I was wearing dungarees, so she had got hold of the straps.
She started trying to bash my head against the walls, and then tried to drag me outside.
She was thirty years younger than me, and rather bigger, but I was not drunk, and I fought hard. She would not let go, and eventually fell over the doorstep and collapsed into the snow, dragging me on top of her, still clinging on.
I grabbed a handful of snow and rubbed it in her face, which did the trick. She let go of me, and I jumped up. I went back into the house and wrote my phone number on the back of a card with her eye pencil, and told her that she had better call and pay in the morning. I knew she wouldn’t, but I knew where she lived, and usually written demands with threats of court action work quite well.
Then I left her to it and chugged off through the fast-falling snow. It was time to go home by then anyway.

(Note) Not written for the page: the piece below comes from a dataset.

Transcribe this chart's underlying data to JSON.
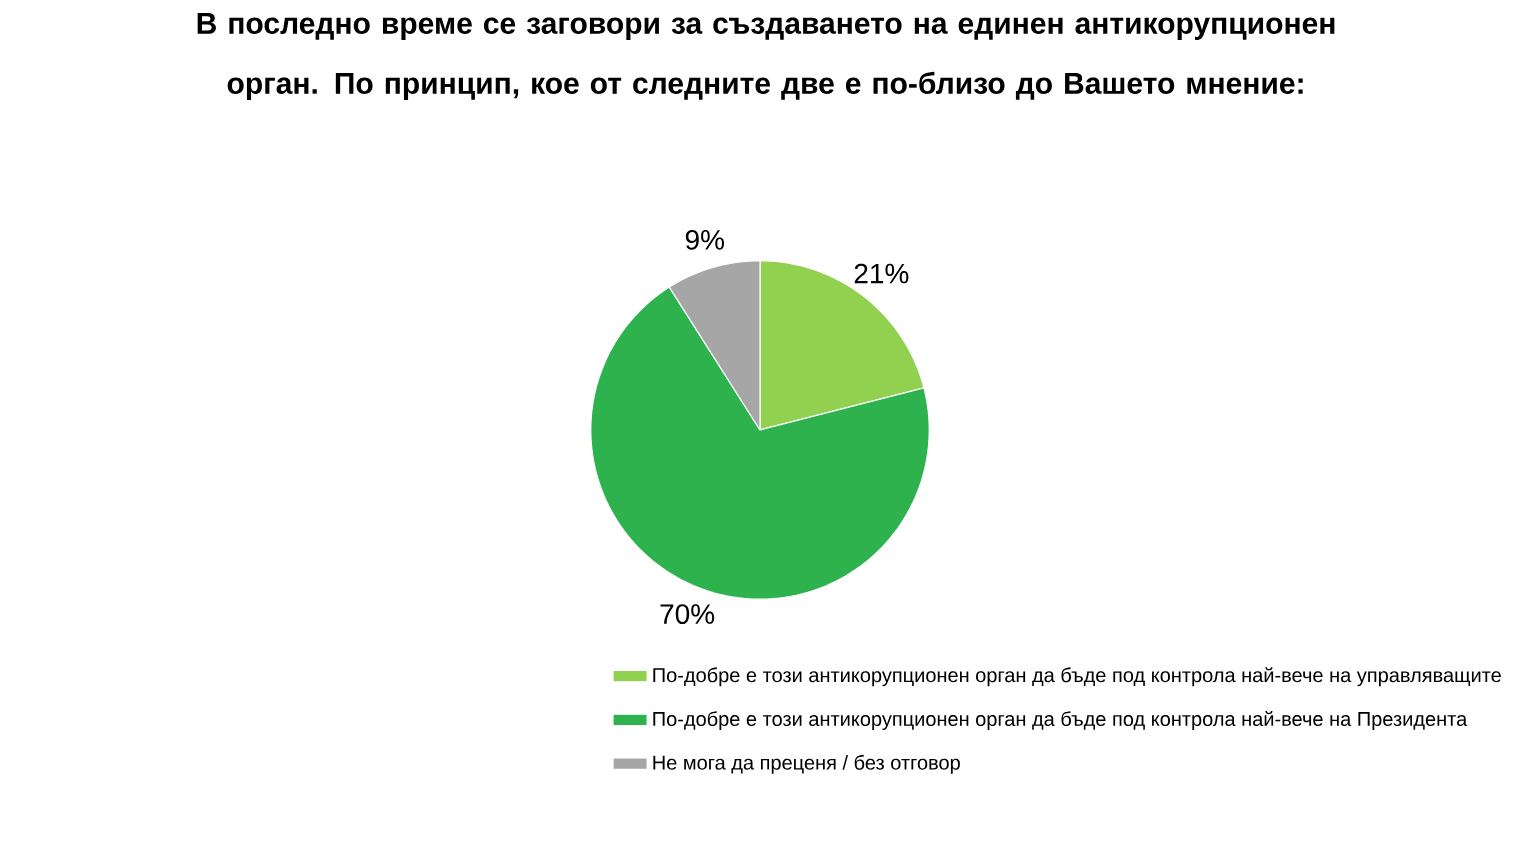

My trousers and cardigan had torn badly.
I was upset about the cardigan, which was a glorious cashmere production from Johnstons of Elgin, warm and splendid for snowy winter taxi nights, but these things happen, and one day when we have got a clear credit card I will buy another.
We were woken up this morning by the doorbell ringing at nine o’clock, and when Mark crawled out of bed to answer it, it was her.
She had lost her phone, and its self-finding system had tracked it to our house.
She had dropped it in the taxi.
Mark had some sharp words with her about the irresponsibility of robbing and then assaulting elderly ladies, and she was suitably horrified, because such was her state of intoxication that she had forgotten she had done it.
She was, she said, a nurse.
Hurrah for the good old NHS.
She apologised, and gave me the taxi fare plus thirty quid towards the cardigan, which was not even the tiniest fraction of what it cost, but I am resigned. These things happen, and I have almost finished mending it during our holiday today. It will never be beautiful again, but it will not matter.
It will still be warm on snowy nights in the taxi.